Watch out for the old gnarly cougars.


----------



## Tarzanman (Dec 20, 2008)

tannerhall said:


> Is it safe to go skiing/boarding alone at Jackson? Itll be my first time there; and I consider myself advanced.


???

If you consider yourself advanced, then I am not sure why there are concerns about riding in-bounds at a major ski resort?

Yes, it safe. You won't be throwing yourself over any ledges unless you are reckless, dumb *and blind all at once. You'll probably injure yourself worse at the park than on most of the slopes there.

What kind of hazards are you worried about? Moose do trot out onto the slopes every now and again. Try not to spray them with snow and they'll generally leave you alone ;-)


----------



## neednsnow (Nov 30, 2007)

tannerhall said:


> Is it safe to go skiing/boarding alone at Jackson? Itll be my first time there; and I consider myself advanced.

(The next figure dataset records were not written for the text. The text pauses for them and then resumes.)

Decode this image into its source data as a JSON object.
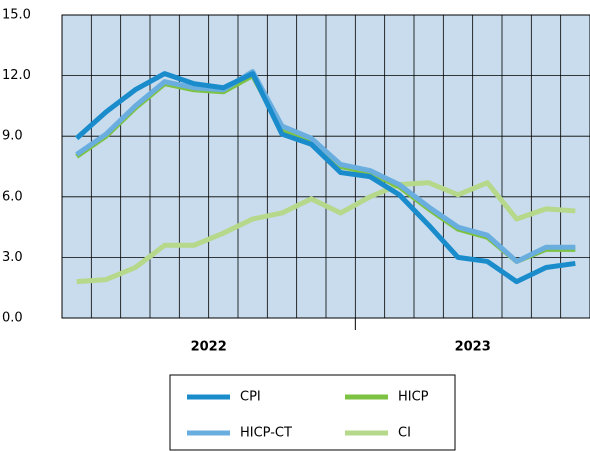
{
  "chart_data": {
    "type": "line",
    "categories": [
      null,
      null,
      null,
      null,
      null,
      null,
      null,
      null,
      null,
      null,
      null,
      null,
      null,
      null,
      null,
      null,
      null,
      null
    ],
    "x_group_labels": [
      "2022",
      "2023"
    ],
    "series": [
      {
        "name": "CI",
        "color": "#b5d88a",
        "values": [
          1.8,
          1.9,
          2.5,
          3.6,
          3.6,
          4.2,
          4.9,
          5.2,
          5.9,
          5.2,
          6.0,
          6.6,
          6.7,
          6.1,
          6.7,
          4.9,
          5.4,
          5.3
        ]
      },
      {
        "name": "HICP",
        "color": "#7dc242",
        "values": [
          8.0,
          9.0,
          10.4,
          11.6,
          11.3,
          11.2,
          12.0,
          9.3,
          8.7,
          7.5,
          7.2,
          6.5,
          5.4,
          4.4,
          4.0,
          2.8,
          3.4,
          3.4
        ]
      },
      {
        "name": "HICP-CT",
        "color": "#6aaee0",
        "values": [
          8.1,
          9.1,
          10.5,
          11.7,
          11.4,
          11.3,
          12.2,
          9.5,
          8.9,
          7.6,
          7.3,
          6.6,
          5.5,
          4.5,
          4.1,
          2.8,
          3.5,
          3.5
        ]
      },
      {
        "name": "CPI",
        "color": "#1a8ccc",
        "values": [
          8.9,
          10.2,
          11.3,
          12.1,
          11.6,
          11.4,
          12.1,
          9.1,
          8.6,
          7.2,
          7.0,
          6.1,
          4.6,
          3.0,
          2.8,
          1.8,
          2.5,
          2.7
        ]
      }
    ],
    "ylim": [
      0,
      15
    ],
    "yticks": [
      {
        "value": 0,
        "label": "0.0"
      },
      {
        "value": 3,
        "label": "3.0"
      },
      {
        "value": 6,
        "label": "6.0"
      },
      {
        "value": 9,
        "label": "9.0"
      },
      {
        "value": 12,
        "label": "12.0"
      },
      {
        "value": 15,
        "label": "15.0"
      }
    ],
    "grid": true,
    "plot_background": "#c8dced"
  }
}
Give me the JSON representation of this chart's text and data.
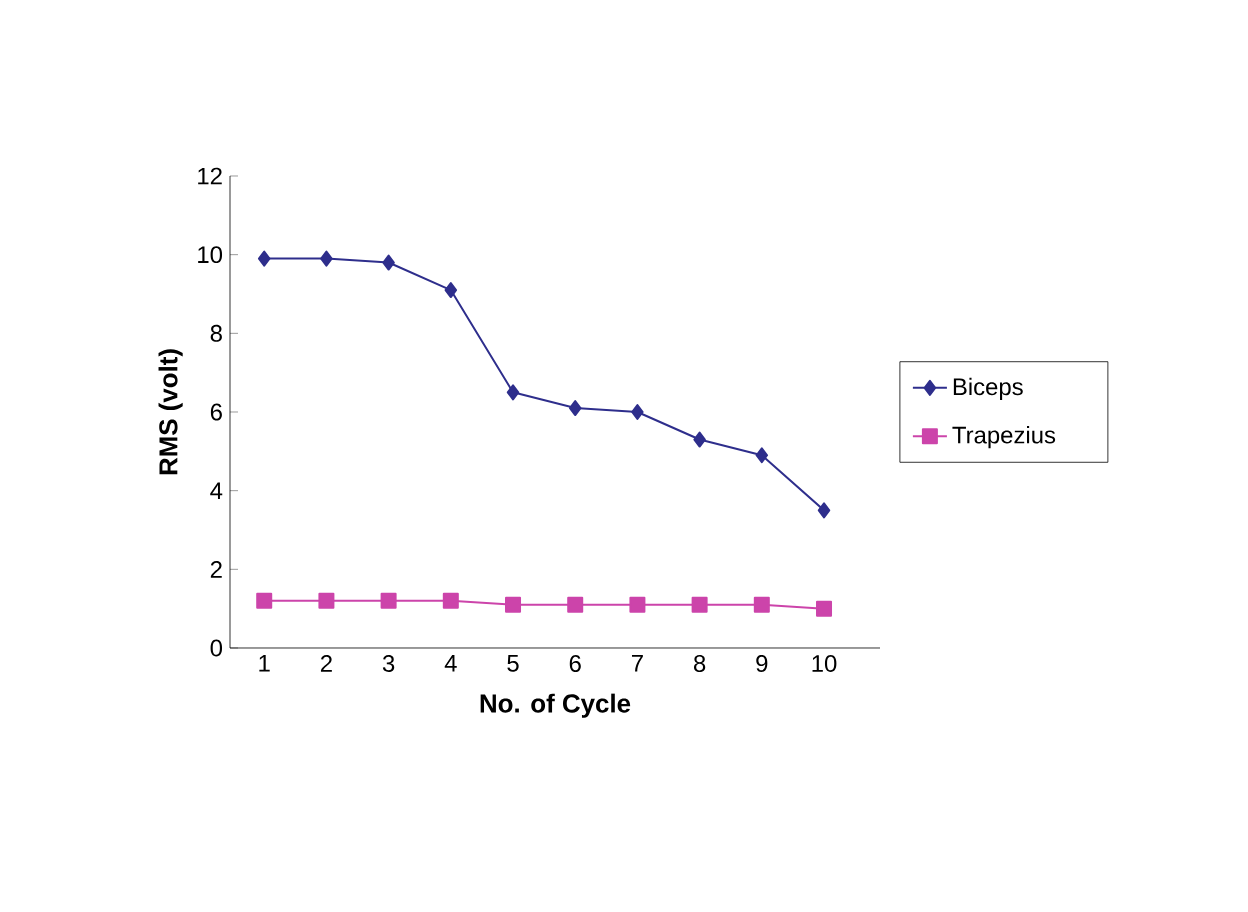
{
  "chart_data": {
    "type": "line",
    "xlabel": "No. of Cycle",
    "ylabel": "RMS (volt)",
    "categories": [
      "1",
      "2",
      "3",
      "4",
      "5",
      "6",
      "7",
      "8",
      "9",
      "10"
    ],
    "series": [
      {
        "name": "Biceps",
        "color": "#2e2e8c",
        "marker": "diamond",
        "values": [
          9.9,
          9.9,
          9.8,
          9.1,
          6.5,
          6.1,
          6.0,
          5.3,
          4.9,
          3.5
        ]
      },
      {
        "name": "Trapezius",
        "color": "#cc44aa",
        "marker": "square",
        "values": [
          1.2,
          1.2,
          1.2,
          1.2,
          1.1,
          1.1,
          1.1,
          1.1,
          1.1,
          1.0
        ]
      }
    ],
    "ylim": [
      0,
      12
    ],
    "yticks": [
      0,
      2,
      4,
      6,
      8,
      10,
      12
    ],
    "legend": "right"
  }
}
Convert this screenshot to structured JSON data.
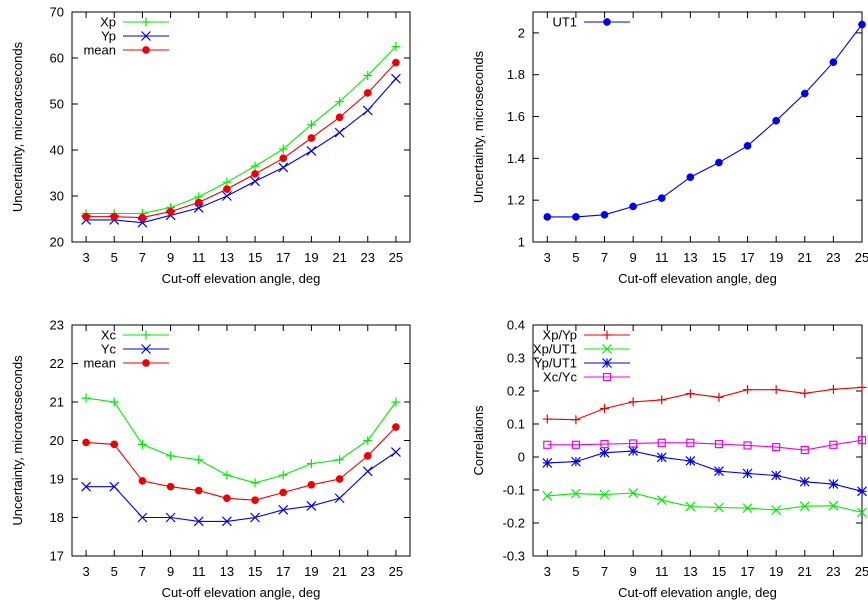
{
  "chart_data": [
    {
      "type": "line",
      "xlabel": "Cut-off elevation angle, deg",
      "ylabel": "Uncertainty, microarcseconds",
      "xticks": [
        3,
        5,
        7,
        9,
        11,
        13,
        15,
        17,
        19,
        21,
        23,
        25
      ],
      "xlim": [
        2,
        26
      ],
      "ylim": [
        20,
        70
      ],
      "yticks": [
        20,
        30,
        40,
        50,
        60,
        70
      ],
      "legend": "top-left",
      "grid": false,
      "series": [
        {
          "name": "Xp",
          "color": "#00ee00",
          "marker": "plus",
          "x": [
            3,
            5,
            7,
            9,
            11,
            13,
            15,
            17,
            19,
            21,
            23,
            25
          ],
          "y": [
            26.2,
            26.2,
            26.2,
            27.5,
            29.8,
            33.0,
            36.5,
            40.2,
            45.5,
            50.5,
            56.2,
            62.5
          ]
        },
        {
          "name": "Yp",
          "color": "#0000ee",
          "marker": "cross",
          "x": [
            3,
            5,
            7,
            9,
            11,
            13,
            15,
            17,
            19,
            21,
            23,
            25
          ],
          "y": [
            24.8,
            24.8,
            24.2,
            25.8,
            27.4,
            30.0,
            33.2,
            36.2,
            39.8,
            43.8,
            48.6,
            55.5
          ]
        },
        {
          "name": "mean",
          "color": "#ee0000",
          "marker": "dot",
          "x": [
            3,
            5,
            7,
            9,
            11,
            13,
            15,
            17,
            19,
            21,
            23,
            25
          ],
          "y": [
            25.5,
            25.5,
            25.3,
            26.6,
            28.6,
            31.5,
            34.8,
            38.2,
            42.6,
            47.1,
            52.4,
            59.0
          ]
        }
      ]
    },
    {
      "type": "line",
      "xlabel": "Cut-off elevation angle, deg",
      "ylabel": "Uncertainty, microseconds",
      "xticks": [
        3,
        5,
        7,
        9,
        11,
        13,
        15,
        17,
        19,
        21,
        23,
        25
      ],
      "xlim": [
        2,
        25
      ],
      "ylim": [
        1,
        2.1
      ],
      "yticks": [
        1,
        1.2,
        1.4,
        1.6,
        1.8,
        2
      ],
      "legend": "top-left",
      "grid": false,
      "series": [
        {
          "name": "UT1",
          "color": "#0000ee",
          "marker": "dot",
          "x": [
            3,
            5,
            7,
            9,
            11,
            13,
            15,
            17,
            19,
            21,
            23,
            25
          ],
          "y": [
            1.12,
            1.12,
            1.13,
            1.17,
            1.21,
            1.31,
            1.38,
            1.46,
            1.58,
            1.71,
            1.86,
            2.04
          ]
        }
      ]
    },
    {
      "type": "line",
      "xlabel": "Cut-off elevation angle, deg",
      "ylabel": "Uncertainty, microarcseconds",
      "xticks": [
        3,
        5,
        7,
        9,
        11,
        13,
        15,
        17,
        19,
        21,
        23,
        25
      ],
      "xlim": [
        2,
        26
      ],
      "ylim": [
        17,
        23
      ],
      "yticks": [
        17,
        18,
        19,
        20,
        21,
        22,
        23
      ],
      "legend": "top-left",
      "grid": false,
      "series": [
        {
          "name": "Xc",
          "color": "#00ee00",
          "marker": "plus",
          "x": [
            3,
            5,
            7,
            9,
            11,
            13,
            15,
            17,
            19,
            21,
            23,
            25
          ],
          "y": [
            21.1,
            21.0,
            19.9,
            19.6,
            19.5,
            19.1,
            18.9,
            19.1,
            19.4,
            19.5,
            20.0,
            21.0
          ]
        },
        {
          "name": "Yc",
          "color": "#0000ee",
          "marker": "cross",
          "x": [
            3,
            5,
            7,
            9,
            11,
            13,
            15,
            17,
            19,
            21,
            23,
            25
          ],
          "y": [
            18.8,
            18.8,
            18.0,
            18.0,
            17.9,
            17.9,
            18.0,
            18.2,
            18.3,
            18.5,
            19.2,
            19.7
          ]
        },
        {
          "name": "mean",
          "color": "#ee0000",
          "marker": "dot",
          "x": [
            3,
            5,
            7,
            9,
            11,
            13,
            15,
            17,
            19,
            21,
            23,
            25
          ],
          "y": [
            19.95,
            19.9,
            18.95,
            18.8,
            18.7,
            18.5,
            18.45,
            18.65,
            18.85,
            19.0,
            19.6,
            20.35
          ]
        }
      ]
    },
    {
      "type": "line",
      "xlabel": "Cut-off elevation angle, deg",
      "ylabel": "Correlations",
      "xticks": [
        3,
        5,
        7,
        9,
        11,
        13,
        15,
        17,
        19,
        21,
        23,
        25
      ],
      "xlim": [
        2,
        25
      ],
      "ylim": [
        -0.3,
        0.4
      ],
      "yticks": [
        -0.3,
        -0.2,
        -0.1,
        0,
        0.1,
        0.2,
        0.3,
        0.4
      ],
      "legend": "top-left",
      "grid": false,
      "series": [
        {
          "name": "Xp/Yp",
          "color": "#ee0000",
          "marker": "plus",
          "x": [
            3,
            5,
            7,
            9,
            11,
            13,
            15,
            17,
            19,
            21,
            23,
            25
          ],
          "y": [
            0.115,
            0.113,
            0.147,
            0.167,
            0.173,
            0.192,
            0.181,
            0.204,
            0.204,
            0.193,
            0.205,
            0.211
          ]
        },
        {
          "name": "Xp/UT1",
          "color": "#00ee00",
          "marker": "cross",
          "x": [
            3,
            5,
            7,
            9,
            11,
            13,
            15,
            17,
            19,
            21,
            23,
            25
          ],
          "y": [
            -0.118,
            -0.111,
            -0.114,
            -0.109,
            -0.131,
            -0.15,
            -0.153,
            -0.155,
            -0.161,
            -0.149,
            -0.148,
            -0.168
          ]
        },
        {
          "name": "Yp/UT1",
          "color": "#0000ee",
          "marker": "star",
          "x": [
            3,
            5,
            7,
            9,
            11,
            13,
            15,
            17,
            19,
            21,
            23,
            25
          ],
          "y": [
            -0.018,
            -0.014,
            0.013,
            0.018,
            -0.001,
            -0.012,
            -0.043,
            -0.05,
            -0.056,
            -0.075,
            -0.082,
            -0.104
          ]
        },
        {
          "name": "Xc/Yc",
          "color": "#ee00ee",
          "marker": "square",
          "x": [
            3,
            5,
            7,
            9,
            11,
            13,
            15,
            17,
            19,
            21,
            23,
            25
          ],
          "y": [
            0.037,
            0.037,
            0.039,
            0.041,
            0.043,
            0.043,
            0.039,
            0.035,
            0.03,
            0.021,
            0.037,
            0.051
          ]
        }
      ]
    }
  ]
}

As long as your ANKLES AREN'T BROKEN!!! you'll be fine. Go, be smart, make friends on the lifts, and have a blast.


----------



## AlexS (Feb 12, 2010)

neednsnow said:


> As long as your ANKLES AREN'T BROKEN!!! you'll be fine. Go, be smart, make friends on the lifts, and have a blast.


LOL
10charr


----------



## SHREDDER97 (Aug 1, 2010)

Don't be an idiot. There are a lot of cliffs and shit but i don't see how having a partner will prevent you from going of a cliff.


----------



## ComeBack_Kid (May 27, 2009)

tannerhall said:


> Is it safe to go skiing/boarding alone at Jackson? Itll be my first time there; and I consider myself advanced.


----------



## que (Feb 27, 2011)

pretty random question but are you engaged to a girl from Dover, Ohio? a girl i kind of know on facebook is engaged to a guy named Tanner Hall. just thought it would be kind of weeeeeeird.


----------



## mojo maestro (Jan 6, 2009)

To the OP......if you have to ask....then probably no.


----------



## AcroPhile (Dec 3, 2010)

Lol, going to multiple sources to get your question answered? boarding/skiing alone in Jackson?


----------



## Tarzanman (Dec 20, 2008)

Maybe he read my posts comparing this forum to TGR :laugh:


----------



## neednsnow (Nov 30, 2007)

Dem guys is brutal.


----------